The oil slick has threatened sensitive ecosystems along the Gulf Coast. Dolphins have washed up dead. Sea turtles and brown pelicans, classified as endangered until recently, are showing up on the shore covered in oil.

"It's brutally unfair. It's wrong," President Obama said Saturday in his weekly address, recorded the day before in Grand Isle, Louisiana. "And what I told these men and women -- and what I have said since the beginning of this disaster -- is that I'm going to stand with the people of the Gulf Coast until they are made whole."
Obama said the federal government is "prepared for the worst," and noted there are 17,500 National Guard troops authorized for deployment; 20,000 people working to protect waters and coastlines; 1,900 vessels in the Gulf assisting in the clean up; 4.3 million feet of boom deployed with another 2.9 million feet available, enough to stretch over 1,300 miles; and 17 staging areas across Louisiana, Mississippi, Alabama and Florida to rapidly defend sensitive shorelines.

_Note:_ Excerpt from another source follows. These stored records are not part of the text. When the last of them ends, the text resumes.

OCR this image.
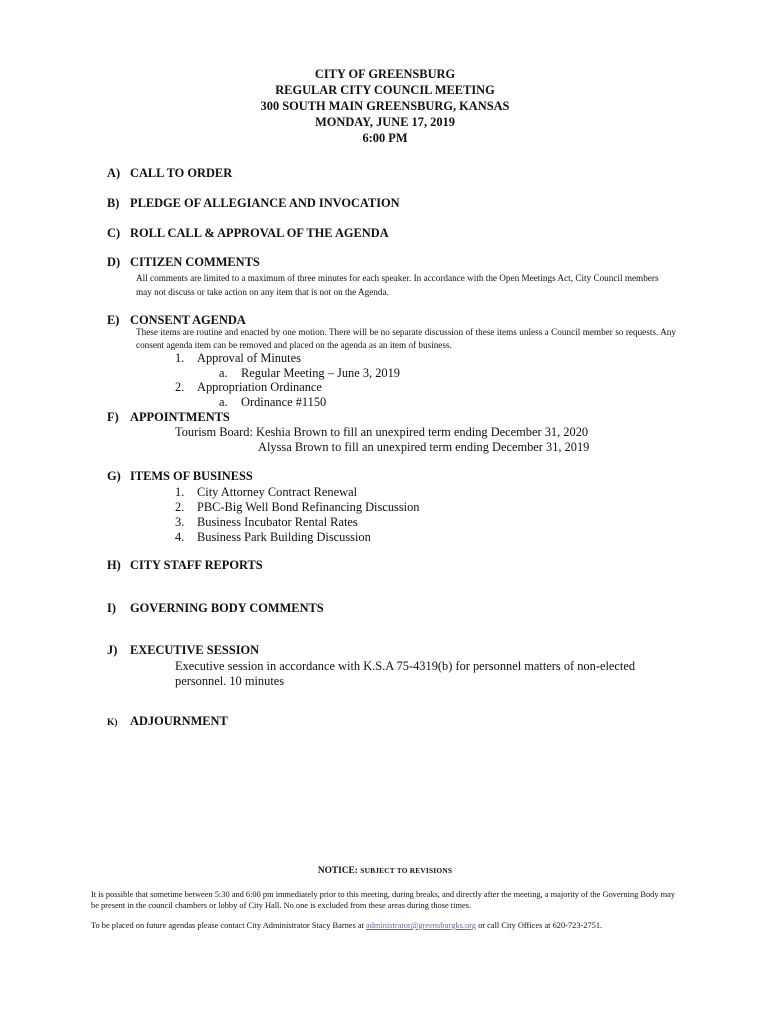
CITY OF GREENSBURG
REGULAR CITY COUNCIL MEETING
300 SOUTH MAIN GREENSBURG, KANSAS
MONDAY, JUNE 17, 2019
6:00 PM
A) CALL TO ORDER
B) PLEDGE OF ALLEGIANCE AND INVOCATION
C) ROLL CALL & APPROVAL OF THE AGENDA
D) CITIZEN COMMENTS
All comments are limited to a maximum of three minutes for each speaker. In accordance with the Open Meetings Act, City Council members may not discuss or take action on any item that is not on the Agenda.
E) CONSENT AGENDA
These items are routine and enacted by one motion. There will be no separate discussion of these items unless a Council member so requests. Any consent agenda item can be removed and placed on the agenda as an item of business.
1. Approval of Minutes
a. Regular Meeting – June 3, 2019
2. Appropriation Ordinance
a. Ordinance #1150
F) APPOINTMENTS
Tourism Board: Keshia Brown to fill an unexpired term ending December 31, 2020
Alyssa Brown to fill an unexpired term ending December 31, 2019
G) ITEMS OF BUSINESS
1. City Attorney Contract Renewal
2. PBC-Big Well Bond Refinancing Discussion
3. Business Incubator Rental Rates
4. Business Park Building Discussion
H) CITY STAFF REPORTS
I) GOVERNING BODY COMMENTS
J) EXECUTIVE SESSION
Executive session in accordance with K.S.A 75-4319(b) for personnel matters of non-elected
personnel. 10 minutes
K) ADJOURNMENT
NOTICE: SUBJECT TO REVISIONS
It is possible that sometime between 5:30 and 6:00 pm immediately prior to this meeting, during breaks, and directly after the meeting, a majority of the Governing Body may be present in the council chambers or lobby of City Hall. No one is excluded from these areas during those times.
To be placed on future agendas please contact City Administrator Stacy Barnes at administrator@greensburgks.org or call City Offices at 620-723-2751.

The National Oceanic and Atmospheric Administration on Saturday closed a 2,275-square-mile area off the Florida Panhandle, extending the northern boundary just east of the western edge of Choctawhatchee Bay. But after reviewing images and data, the agency also reopened more than 13,000 square miles just west of the Florida Keys and Dry Tortugas for fishing.

The adjustments leave 32 percent of the Gulf off limits for fishing; before Saturday's modifications, 37 percent of the water was closed.
The BP well erupted after an explosion and fire on the Deepwater Horizon drilling rig on April 20. Eleven people on board died, and the BP-leased rig sank two days later, leaving up to 19,000 barrels (798,000 gallons) of oil pouring into the Gulf daily, according to federal estimates.

BP has struggled to contain the gushing oil, trying myriad methods to plug the well and divert the crude.
Thursday was the first time the British oil giant was able to report progress when it successfully lowered a containment cap on the ruptured well. Even if the funneling procedure is able to contain most of the oil, the solution is temporary, Allen said. The damaged well can only be killed after BP completes drilling two relief wells.
Allen said the first relief well is about 7,000 feet below the ocean floor. BP will have to go down to between 16,000 feet and 18,000 feet to be able to intercept the breached well.
The long-term threat, Allen said, will not go away until a relief well is completed. BP has said the earliest that will be done is August.